Schumacher had been fastest in the morning's first session, but was pushed down in the second by Jenson Button, whose BAR-Honda has improved dramatically since Bahrain. Neither of them have had great starts to a season that has seen Fernando Alonso and Renault stamp their authority. Both are determined to regain ground before it is too late.

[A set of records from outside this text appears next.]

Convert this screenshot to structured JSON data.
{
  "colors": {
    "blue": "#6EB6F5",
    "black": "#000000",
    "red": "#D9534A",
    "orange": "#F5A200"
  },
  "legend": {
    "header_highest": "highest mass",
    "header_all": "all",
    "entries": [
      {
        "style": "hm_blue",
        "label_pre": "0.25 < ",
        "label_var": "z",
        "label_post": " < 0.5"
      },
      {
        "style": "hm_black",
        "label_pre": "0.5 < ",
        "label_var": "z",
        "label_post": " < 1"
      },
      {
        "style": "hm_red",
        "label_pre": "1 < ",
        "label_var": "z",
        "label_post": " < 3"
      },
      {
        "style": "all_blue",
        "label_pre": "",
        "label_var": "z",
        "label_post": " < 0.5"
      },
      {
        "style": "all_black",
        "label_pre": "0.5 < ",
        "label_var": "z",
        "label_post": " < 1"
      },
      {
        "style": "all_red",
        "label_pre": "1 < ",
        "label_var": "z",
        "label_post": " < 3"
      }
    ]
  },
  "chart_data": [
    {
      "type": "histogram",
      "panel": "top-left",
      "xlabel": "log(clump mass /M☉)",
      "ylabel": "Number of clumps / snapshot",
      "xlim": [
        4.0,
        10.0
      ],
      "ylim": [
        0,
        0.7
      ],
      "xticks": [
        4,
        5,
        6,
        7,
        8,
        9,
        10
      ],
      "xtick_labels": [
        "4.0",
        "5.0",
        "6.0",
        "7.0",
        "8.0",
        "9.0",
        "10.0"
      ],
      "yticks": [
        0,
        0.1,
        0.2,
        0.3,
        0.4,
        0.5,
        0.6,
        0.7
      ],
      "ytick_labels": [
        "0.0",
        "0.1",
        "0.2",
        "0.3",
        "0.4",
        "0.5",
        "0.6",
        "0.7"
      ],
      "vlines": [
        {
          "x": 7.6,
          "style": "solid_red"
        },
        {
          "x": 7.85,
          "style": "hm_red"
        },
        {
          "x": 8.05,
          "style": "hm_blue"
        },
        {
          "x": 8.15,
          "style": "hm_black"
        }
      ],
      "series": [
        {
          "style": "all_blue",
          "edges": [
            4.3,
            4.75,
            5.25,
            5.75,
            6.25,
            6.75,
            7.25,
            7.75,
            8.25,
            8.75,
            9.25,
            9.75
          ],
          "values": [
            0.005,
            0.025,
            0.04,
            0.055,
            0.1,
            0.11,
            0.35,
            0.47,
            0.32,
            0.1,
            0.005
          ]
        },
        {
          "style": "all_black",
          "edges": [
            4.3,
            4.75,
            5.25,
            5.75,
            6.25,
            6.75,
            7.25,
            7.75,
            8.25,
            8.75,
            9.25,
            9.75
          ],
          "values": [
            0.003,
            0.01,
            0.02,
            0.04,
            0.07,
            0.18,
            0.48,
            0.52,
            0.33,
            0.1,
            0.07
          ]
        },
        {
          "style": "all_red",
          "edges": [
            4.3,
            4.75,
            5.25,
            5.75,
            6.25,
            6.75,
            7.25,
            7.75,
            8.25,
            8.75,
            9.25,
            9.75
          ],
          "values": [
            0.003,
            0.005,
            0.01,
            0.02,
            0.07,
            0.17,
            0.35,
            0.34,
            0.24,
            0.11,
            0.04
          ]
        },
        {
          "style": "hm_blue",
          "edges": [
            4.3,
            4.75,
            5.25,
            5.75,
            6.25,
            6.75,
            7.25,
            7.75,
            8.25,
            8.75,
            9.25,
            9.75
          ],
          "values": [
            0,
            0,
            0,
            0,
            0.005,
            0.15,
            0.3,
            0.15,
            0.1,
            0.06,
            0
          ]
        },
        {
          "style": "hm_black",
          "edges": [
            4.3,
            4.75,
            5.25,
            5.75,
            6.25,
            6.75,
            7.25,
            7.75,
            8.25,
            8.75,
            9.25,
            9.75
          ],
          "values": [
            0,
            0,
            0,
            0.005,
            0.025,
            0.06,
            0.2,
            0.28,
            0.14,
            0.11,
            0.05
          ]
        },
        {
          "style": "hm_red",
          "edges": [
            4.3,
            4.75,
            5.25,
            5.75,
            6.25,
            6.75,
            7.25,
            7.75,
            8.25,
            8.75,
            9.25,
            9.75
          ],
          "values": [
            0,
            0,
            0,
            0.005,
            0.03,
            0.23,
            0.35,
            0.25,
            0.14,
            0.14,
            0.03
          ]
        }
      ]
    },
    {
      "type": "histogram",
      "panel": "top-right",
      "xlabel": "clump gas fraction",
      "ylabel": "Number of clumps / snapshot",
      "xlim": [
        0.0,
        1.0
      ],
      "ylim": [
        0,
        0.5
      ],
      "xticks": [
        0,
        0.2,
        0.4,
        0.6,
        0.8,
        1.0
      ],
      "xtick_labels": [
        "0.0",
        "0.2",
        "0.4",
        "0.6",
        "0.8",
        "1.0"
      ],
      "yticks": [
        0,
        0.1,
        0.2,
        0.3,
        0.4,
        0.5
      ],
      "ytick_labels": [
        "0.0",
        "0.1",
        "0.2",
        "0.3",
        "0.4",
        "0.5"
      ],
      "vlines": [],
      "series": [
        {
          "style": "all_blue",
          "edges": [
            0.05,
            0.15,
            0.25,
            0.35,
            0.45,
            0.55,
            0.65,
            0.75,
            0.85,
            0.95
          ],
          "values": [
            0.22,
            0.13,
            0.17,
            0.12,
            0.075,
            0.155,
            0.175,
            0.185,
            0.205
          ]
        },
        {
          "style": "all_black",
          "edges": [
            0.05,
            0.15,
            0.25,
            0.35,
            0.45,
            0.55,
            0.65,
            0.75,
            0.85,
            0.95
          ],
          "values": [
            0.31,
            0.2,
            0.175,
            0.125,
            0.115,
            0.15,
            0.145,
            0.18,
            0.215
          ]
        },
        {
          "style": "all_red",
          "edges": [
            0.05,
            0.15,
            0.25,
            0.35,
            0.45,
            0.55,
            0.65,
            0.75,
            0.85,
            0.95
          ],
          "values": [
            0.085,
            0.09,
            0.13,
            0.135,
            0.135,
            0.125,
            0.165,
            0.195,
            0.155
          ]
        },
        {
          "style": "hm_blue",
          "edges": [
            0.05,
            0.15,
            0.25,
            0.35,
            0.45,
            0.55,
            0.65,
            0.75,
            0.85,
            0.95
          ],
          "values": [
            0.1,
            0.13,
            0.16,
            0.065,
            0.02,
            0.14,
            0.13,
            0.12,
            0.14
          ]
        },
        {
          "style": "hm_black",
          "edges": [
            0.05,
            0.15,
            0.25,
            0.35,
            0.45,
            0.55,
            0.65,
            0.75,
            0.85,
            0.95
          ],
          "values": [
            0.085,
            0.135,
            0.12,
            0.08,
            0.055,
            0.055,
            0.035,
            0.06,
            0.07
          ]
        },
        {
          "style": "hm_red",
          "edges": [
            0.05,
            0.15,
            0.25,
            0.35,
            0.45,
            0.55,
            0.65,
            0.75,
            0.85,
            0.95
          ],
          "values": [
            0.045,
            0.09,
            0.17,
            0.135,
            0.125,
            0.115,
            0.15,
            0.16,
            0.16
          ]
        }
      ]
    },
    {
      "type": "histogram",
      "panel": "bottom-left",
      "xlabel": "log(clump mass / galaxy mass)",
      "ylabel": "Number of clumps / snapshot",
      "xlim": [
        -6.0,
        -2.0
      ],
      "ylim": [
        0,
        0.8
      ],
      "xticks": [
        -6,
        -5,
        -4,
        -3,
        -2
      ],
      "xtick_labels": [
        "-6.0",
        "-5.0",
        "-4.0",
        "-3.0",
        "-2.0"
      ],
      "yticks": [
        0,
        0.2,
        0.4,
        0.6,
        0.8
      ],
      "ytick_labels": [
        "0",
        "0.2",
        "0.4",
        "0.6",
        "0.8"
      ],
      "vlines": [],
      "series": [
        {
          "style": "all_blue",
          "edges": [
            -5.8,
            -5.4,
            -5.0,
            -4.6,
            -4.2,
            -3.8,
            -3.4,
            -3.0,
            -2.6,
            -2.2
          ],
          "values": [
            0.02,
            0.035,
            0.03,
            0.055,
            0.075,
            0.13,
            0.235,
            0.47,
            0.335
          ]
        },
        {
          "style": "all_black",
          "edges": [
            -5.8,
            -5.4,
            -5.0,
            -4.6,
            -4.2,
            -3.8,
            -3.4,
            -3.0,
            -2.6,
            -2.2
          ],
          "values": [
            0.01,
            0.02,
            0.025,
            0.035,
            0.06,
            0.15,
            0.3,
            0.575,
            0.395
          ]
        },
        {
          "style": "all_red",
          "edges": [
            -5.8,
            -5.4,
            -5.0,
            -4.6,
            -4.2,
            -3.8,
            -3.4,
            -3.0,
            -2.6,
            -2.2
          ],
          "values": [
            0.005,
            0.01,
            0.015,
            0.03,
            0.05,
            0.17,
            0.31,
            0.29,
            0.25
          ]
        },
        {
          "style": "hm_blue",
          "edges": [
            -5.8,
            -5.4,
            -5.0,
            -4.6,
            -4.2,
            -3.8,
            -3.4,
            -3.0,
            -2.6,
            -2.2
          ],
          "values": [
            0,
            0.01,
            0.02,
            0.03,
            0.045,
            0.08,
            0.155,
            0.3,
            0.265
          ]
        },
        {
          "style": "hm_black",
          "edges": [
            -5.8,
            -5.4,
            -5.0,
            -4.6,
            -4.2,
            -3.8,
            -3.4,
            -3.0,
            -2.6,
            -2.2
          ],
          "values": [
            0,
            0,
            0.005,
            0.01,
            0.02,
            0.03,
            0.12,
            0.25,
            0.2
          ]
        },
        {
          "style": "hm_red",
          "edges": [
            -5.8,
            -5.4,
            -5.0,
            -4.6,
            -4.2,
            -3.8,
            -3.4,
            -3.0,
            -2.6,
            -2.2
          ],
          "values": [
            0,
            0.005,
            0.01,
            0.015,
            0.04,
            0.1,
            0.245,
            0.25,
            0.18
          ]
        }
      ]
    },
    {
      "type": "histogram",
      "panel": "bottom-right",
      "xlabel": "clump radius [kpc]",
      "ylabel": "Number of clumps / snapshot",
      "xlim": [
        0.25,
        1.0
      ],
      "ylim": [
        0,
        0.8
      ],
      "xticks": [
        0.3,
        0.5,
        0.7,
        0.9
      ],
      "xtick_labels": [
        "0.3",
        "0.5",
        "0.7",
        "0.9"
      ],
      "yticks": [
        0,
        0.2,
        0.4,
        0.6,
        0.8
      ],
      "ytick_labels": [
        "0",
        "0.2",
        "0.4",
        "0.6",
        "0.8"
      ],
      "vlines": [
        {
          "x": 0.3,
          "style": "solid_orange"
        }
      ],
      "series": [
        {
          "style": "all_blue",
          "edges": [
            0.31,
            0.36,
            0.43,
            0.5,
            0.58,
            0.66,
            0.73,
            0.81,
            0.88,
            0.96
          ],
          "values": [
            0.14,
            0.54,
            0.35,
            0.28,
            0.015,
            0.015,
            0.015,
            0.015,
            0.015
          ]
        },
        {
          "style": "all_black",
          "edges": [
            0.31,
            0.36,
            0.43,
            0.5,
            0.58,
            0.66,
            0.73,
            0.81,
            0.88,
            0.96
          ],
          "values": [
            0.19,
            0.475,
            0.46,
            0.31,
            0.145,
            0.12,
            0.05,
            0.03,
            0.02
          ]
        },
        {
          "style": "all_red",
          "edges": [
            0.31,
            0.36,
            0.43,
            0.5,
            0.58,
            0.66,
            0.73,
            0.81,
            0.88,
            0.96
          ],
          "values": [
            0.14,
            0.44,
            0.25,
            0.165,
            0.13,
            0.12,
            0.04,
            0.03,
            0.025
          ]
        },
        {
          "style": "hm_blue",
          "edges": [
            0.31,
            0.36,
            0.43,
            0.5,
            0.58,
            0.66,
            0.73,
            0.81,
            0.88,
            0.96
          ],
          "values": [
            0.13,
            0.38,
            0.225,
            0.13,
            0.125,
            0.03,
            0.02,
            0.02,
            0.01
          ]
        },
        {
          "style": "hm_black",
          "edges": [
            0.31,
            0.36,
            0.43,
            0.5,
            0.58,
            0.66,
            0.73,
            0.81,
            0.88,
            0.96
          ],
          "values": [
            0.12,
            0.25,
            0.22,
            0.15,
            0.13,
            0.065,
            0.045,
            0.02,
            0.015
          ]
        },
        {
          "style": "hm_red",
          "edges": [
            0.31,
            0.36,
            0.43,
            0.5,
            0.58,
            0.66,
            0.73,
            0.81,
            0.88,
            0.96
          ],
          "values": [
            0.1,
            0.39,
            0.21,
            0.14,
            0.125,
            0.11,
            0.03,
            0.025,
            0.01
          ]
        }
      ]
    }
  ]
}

But while there has been almost an air of desperation chez Ferrari of late, BAR were calmly optimistic over dinner on Friday night, albeit fully aware of the need to deliver here. So when Schumacher went very fast early in qualifying - as he retired in Bahrain he was obliged to go out fifth here when the track was dirty and therefore not at its peak - and lapped in 1min 20.260sec, it was a surprise when Button, seventh out, failed to go quicker. He had, after all, been three-tenths of a second faster just a few hours earlier, but now his 1:20.464 rated as a disappointment. More disappointment followed later in the session when Mark Webber banged his Williams-BMW round in 1:20.442 before Kimi Raikkonen went fastest with 1:19.886 and Alonso missed out on the best time by a mere 0.003sec after taking his Renault round in 1:19.889.

"I am reasonably happy considering the position we started in for qualifying," Button, who finished fifth fastest, conceded. But the same thing applied to the third-placed Schumacher. If BAR turned a corner in testing in the weeks after Bahrain, then so, too, have Ferrari and their tyre supplier, Bridgestone.

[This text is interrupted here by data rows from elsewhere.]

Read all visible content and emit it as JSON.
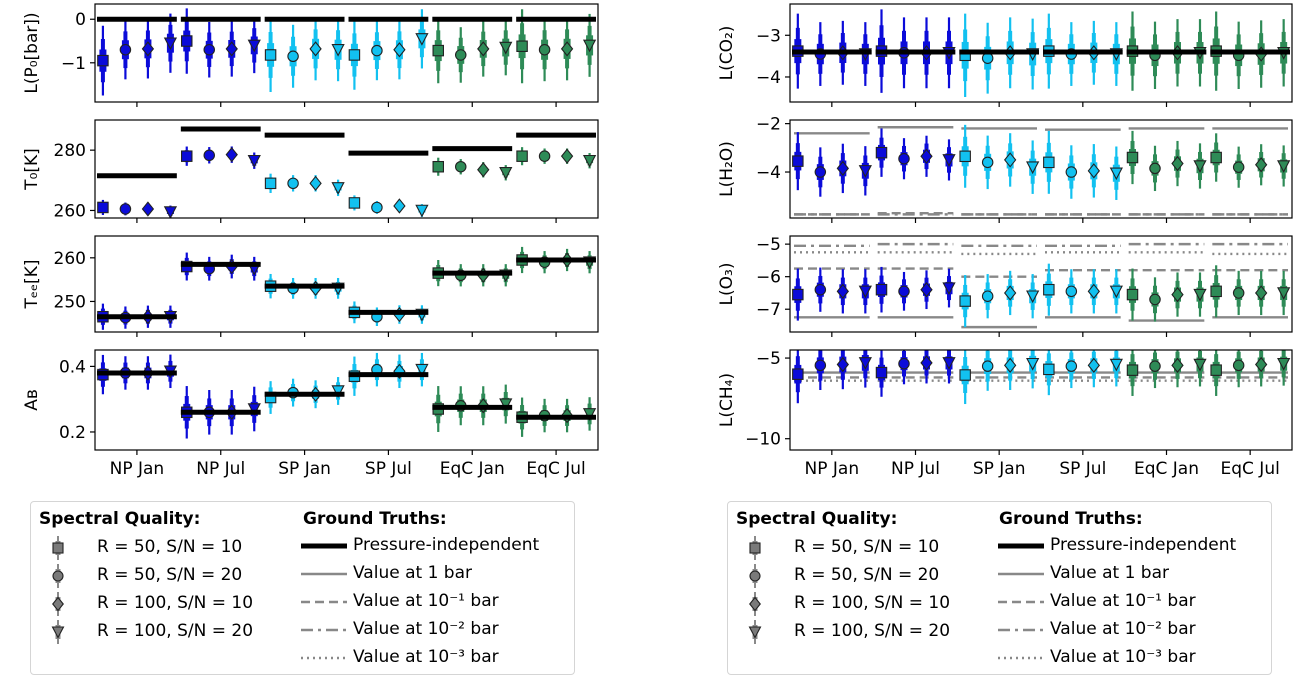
{
  "categories": [
    "NP Jan",
    "NP Jul",
    "SP Jan",
    "SP Jul",
    "EqC Jan",
    "EqC Jul"
  ],
  "category_colors": [
    "#0b0bd9",
    "#0b0bd9",
    "#12c1f0",
    "#12c1f0",
    "#2e8b57",
    "#2e8b57"
  ],
  "truth_color": "#000000",
  "pressure_line_color": "#888888",
  "marker_names": [
    "square",
    "circle",
    "diamond",
    "triangle-down"
  ],
  "legends": [
    {
      "quality_title": "Spectral Quality:",
      "truths_title": "Ground Truths:",
      "quality_items": [
        "R = 50,  S/N = 10",
        "R = 50,  S/N = 20",
        "R = 100,  S/N = 10",
        "R = 100,  S/N = 20"
      ],
      "truth_items": [
        "Pressure-independent",
        "Value at 1 bar",
        "Value at 10⁻¹ bar",
        "Value at 10⁻² bar",
        "Value at 10⁻³ bar"
      ],
      "truth_styles": [
        "thick",
        "solid",
        "dashed",
        "dashdot",
        "dotted"
      ]
    },
    {
      "quality_title": "Spectral Quality:",
      "truths_title": "Ground Truths:",
      "quality_items": [
        "R = 50,  S/N = 10",
        "R = 50,  S/N = 20",
        "R = 100,  S/N = 10",
        "R = 100,  S/N = 20"
      ],
      "truth_items": [
        "Pressure-independent",
        "Value at 1 bar",
        "Value at 10⁻¹ bar",
        "Value at 10⁻² bar",
        "Value at 10⁻³ bar"
      ],
      "truth_styles": [
        "thick",
        "solid",
        "dashed",
        "dashdot",
        "dotted"
      ]
    }
  ],
  "chart_data": [
    {
      "type": "scatter",
      "ylabel": "L(P₀[bar])",
      "ylim": [
        -1.9,
        0.35
      ],
      "yticks": [
        0,
        -1
      ],
      "ytick_labels": [
        "0",
        "−1"
      ],
      "truth": [
        0,
        0,
        0,
        0,
        0,
        0
      ],
      "medians": [
        [
          -0.95,
          -0.7,
          -0.68,
          -0.55
        ],
        [
          -0.5,
          -0.7,
          -0.68,
          -0.6
        ],
        [
          -0.82,
          -0.85,
          -0.68,
          -0.7
        ],
        [
          -0.82,
          -0.72,
          -0.7,
          -0.45
        ],
        [
          -0.72,
          -0.82,
          -0.68,
          -0.65
        ],
        [
          -0.62,
          -0.7,
          -0.68,
          -0.6
        ]
      ],
      "spreads": [
        0.8,
        0.75,
        0.85,
        0.8,
        0.75,
        0.85
      ]
    },
    {
      "type": "scatter",
      "ylabel": "T₀[K]",
      "ylim": [
        257.5,
        290
      ],
      "yticks": [
        260,
        280
      ],
      "ytick_labels": [
        "260",
        "280"
      ],
      "truth": [
        271.5,
        287,
        285,
        279,
        280.5,
        285
      ],
      "medians": [
        [
          261,
          260.5,
          260.5,
          259.5
        ],
        [
          278,
          278.3,
          278.5,
          276.5
        ],
        [
          269,
          269,
          269,
          267.5
        ],
        [
          262.5,
          261,
          261.5,
          260
        ],
        [
          274.5,
          274.5,
          273.5,
          272.5
        ],
        [
          278,
          278,
          278,
          276.5
        ]
      ],
      "spreads": [
        2.5,
        3.2,
        3.2,
        2.5,
        3,
        3
      ]
    },
    {
      "type": "scatter",
      "ylabel": "Tₑₑ[K]",
      "ylim": [
        243,
        265
      ],
      "yticks": [
        250,
        260
      ],
      "ytick_labels": [
        "250",
        "260"
      ],
      "truth": [
        246.5,
        258.5,
        253.5,
        247.5,
        256.5,
        259.5
      ],
      "medians": [
        [
          246.5,
          246.3,
          246.5,
          246.5
        ],
        [
          258,
          257.5,
          258,
          257.5
        ],
        [
          253.5,
          253,
          253,
          253
        ],
        [
          247.5,
          246.5,
          247,
          247
        ],
        [
          256.5,
          256,
          256,
          256
        ],
        [
          259.5,
          259,
          259.5,
          259
        ]
      ],
      "spreads": [
        3,
        3.2,
        2.8,
        2.5,
        3,
        3
      ]
    },
    {
      "type": "scatter",
      "ylabel": "Aʙ",
      "ylim": [
        0.145,
        0.45
      ],
      "yticks": [
        0.2,
        0.4
      ],
      "ytick_labels": [
        "0.2",
        "0.4"
      ],
      "truth": [
        0.38,
        0.26,
        0.315,
        0.375,
        0.275,
        0.245
      ],
      "medians": [
        [
          0.375,
          0.38,
          0.38,
          0.385
        ],
        [
          0.26,
          0.26,
          0.26,
          0.27
        ],
        [
          0.305,
          0.32,
          0.315,
          0.325
        ],
        [
          0.37,
          0.39,
          0.385,
          0.39
        ],
        [
          0.27,
          0.28,
          0.28,
          0.285
        ],
        [
          0.245,
          0.25,
          0.25,
          0.255
        ]
      ],
      "spreads": [
        0.06,
        0.08,
        0.05,
        0.06,
        0.07,
        0.06
      ]
    },
    {
      "type": "scatter",
      "ylabel": "L(CO₂)",
      "ylim": [
        -4.6,
        -2.25
      ],
      "yticks": [
        -3,
        -4
      ],
      "ytick_labels": [
        "−3",
        "−4"
      ],
      "truth": [
        -3.4,
        -3.4,
        -3.4,
        -3.4,
        -3.4,
        -3.4
      ],
      "medians": [
        [
          -3.38,
          -3.45,
          -3.42,
          -3.45
        ],
        [
          -3.38,
          -3.42,
          -3.42,
          -3.42
        ],
        [
          -3.48,
          -3.55,
          -3.42,
          -3.45
        ],
        [
          -3.38,
          -3.45,
          -3.42,
          -3.45
        ],
        [
          -3.38,
          -3.48,
          -3.42,
          -3.42
        ],
        [
          -3.38,
          -3.48,
          -3.45,
          -3.42
        ]
      ],
      "spreads": [
        0.9,
        1.0,
        1.0,
        0.9,
        0.95,
        0.95
      ]
    },
    {
      "type": "scatter",
      "ylabel": "L(H₂O)",
      "ylim": [
        -5.9,
        -1.85
      ],
      "yticks": [
        -2,
        -4
      ],
      "ytick_labels": [
        "−2",
        "−4"
      ],
      "truth_levels": {
        "solid": [
          -2.4,
          -2.15,
          -2.2,
          -2.25,
          -2.2,
          -2.2
        ],
        "dashed": [
          -5.75,
          -5.7,
          -5.75,
          -5.75,
          -5.75,
          -5.75
        ],
        "dashdot": [
          -5.75,
          -5.75,
          -5.75,
          -5.75,
          -5.75,
          -5.75
        ]
      },
      "medians": [
        [
          -3.55,
          -4.0,
          -3.85,
          -3.95
        ],
        [
          -3.2,
          -3.45,
          -3.35,
          -3.5
        ],
        [
          -3.35,
          -3.6,
          -3.5,
          -3.8
        ],
        [
          -3.6,
          -4.0,
          -3.95,
          -4.05
        ],
        [
          -3.4,
          -3.85,
          -3.65,
          -3.75
        ],
        [
          -3.4,
          -3.8,
          -3.7,
          -3.75
        ]
      ],
      "spreads": [
        1.2,
        1.0,
        1.3,
        1.3,
        1.1,
        1.0
      ]
    },
    {
      "type": "scatter",
      "ylabel": "L(O₃)",
      "ylim": [
        -7.7,
        -4.75
      ],
      "yticks": [
        -5,
        -6,
        -7
      ],
      "ytick_labels": [
        "−5",
        "−6",
        "−7"
      ],
      "truth_levels": {
        "solid": [
          -7.25,
          -7.25,
          -7.55,
          -7.25,
          -7.35,
          -7.25
        ],
        "dashed": [
          -5.75,
          -5.75,
          -6.0,
          -5.8,
          -5.8,
          -5.8
        ],
        "dashdot": [
          -5.05,
          -5.0,
          -5.05,
          -5.05,
          -5.0,
          -5.0
        ],
        "dotted": [
          -5.25,
          -5.25,
          -5.3,
          -5.25,
          -5.25,
          -5.3
        ]
      },
      "medians": [
        [
          -6.55,
          -6.4,
          -6.45,
          -6.45
        ],
        [
          -6.4,
          -6.45,
          -6.4,
          -6.35
        ],
        [
          -6.75,
          -6.6,
          -6.5,
          -6.6
        ],
        [
          -6.4,
          -6.45,
          -6.45,
          -6.45
        ],
        [
          -6.55,
          -6.7,
          -6.55,
          -6.55
        ],
        [
          -6.45,
          -6.5,
          -6.5,
          -6.5
        ]
      ],
      "spreads": [
        0.8,
        0.7,
        0.8,
        0.8,
        0.8,
        0.8
      ]
    },
    {
      "type": "scatter",
      "ylabel": "L(CH₄)",
      "ylim": [
        -10.7,
        -4.5
      ],
      "yticks": [
        -5,
        -10
      ],
      "ytick_labels": [
        "−5",
        "−10"
      ],
      "truth_levels": {
        "solid": [
          -5.9,
          -5.9,
          -5.9,
          -5.9,
          -5.9,
          -5.9
        ],
        "dashed": [
          -6.2,
          -6.2,
          -6.2,
          -6.2,
          -6.2,
          -6.2
        ],
        "dotted": [
          -6.4,
          -6.4,
          -6.4,
          -6.4,
          -6.4,
          -6.4
        ]
      },
      "medians": [
        [
          -6.0,
          -5.45,
          -5.4,
          -5.3
        ],
        [
          -5.9,
          -5.35,
          -5.3,
          -5.3
        ],
        [
          -6.05,
          -5.5,
          -5.45,
          -5.35
        ],
        [
          -5.7,
          -5.5,
          -5.45,
          -5.4
        ],
        [
          -5.75,
          -5.5,
          -5.45,
          -5.4
        ],
        [
          -5.75,
          -5.45,
          -5.4,
          -5.35
        ]
      ],
      "spreads": [
        1.8,
        1.5,
        1.8,
        1.6,
        1.6,
        1.6
      ]
    }
  ]
}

"My lap was going really well until the last sector, when I had too much understeer. At least it has shown that we have made some big improvements and are on the pace," Button said. "It would have been nice to be on pole here again, but if we are in the top five tomorrow I will be very happy because I think the car is strong enough for us to make the best of every opportunity."

Schumacher admitted he, too, was relatively happy, "given that, if we have slightly a weak spot, it is in the one-lap performance. I think we can be in the fight for the win. It will be tight and tough, but the opportunity is there."

While Schumacher and Button prepare to re-enact their battle here last year, the danger men are Raikkonen and Alonso. With only 1.113sec covering the first 12 cars, there are going to be grid place changes as drivers qualify again with race fuel loads.

Behind the leading quintet, Jarno Trulli was sixth for Toyota yesterday, ahead of Sauber-Petronas' Felipe Massa, Juan Pablo Montoya's McLaren-Mercedes stand-in, Alexander Wurz, Webber's team-mate Nick Heidfeld and Button's partner, Takuma Sato. Massa will drop 10 places wherever he qualifies because Sauber had to change his engine on Friday night.

Joining the bouncy little Brazilian in race-day purgatory will be the Melbourne winner, Giancarlo Fisichella, who also started qualifying early after retiring in Bahrain, then compounded that with a rare error. The fact that a smooth old hand like Fisichella can slip up like that underlined the job the rookie Tonio Liuzzi did to lap only two-tenths shy of his Red Bull team leader, David Coulthard, even though Liuzzi was the first man out and the Scot ran at a time when the track conditions were significantly better. Everyone will all fight even for a one-place improvement, for track position is crucial here.

Imola is another of those older tracks where overtaking is very, very difficult unless the guy in front makes an error. "In the old days, an awful lot of overtaking moves came when the driver in front missed a gear but did not own up to doing that," mused the Williams engineer Frank Dernie. "Now, of course, the semi-automatic gearboxes have made mistakes like that a thing of the past, and that's one reason why we don't see so much passing these days."

Translated from his verbal Morse code, Raikkonen said he felt the McLaren was better suited to Imola than any of the previous tracks this year, and clearly expects to stay close to the front. Given the race pace McLaren have demonstrated elsewhere, he will be a strong contender. And so, of course, will Alonso. He is far too experienced to be concerned about the tiny deficit to the Finn. "Historically this has been quite a tough track for our team so it is a nice surprise not only to be competitive, but fighting for pole position."

A third consecutive victory for the Spaniard is a definite possibility, but not if Raikkonen, Schumacher and Button have a say.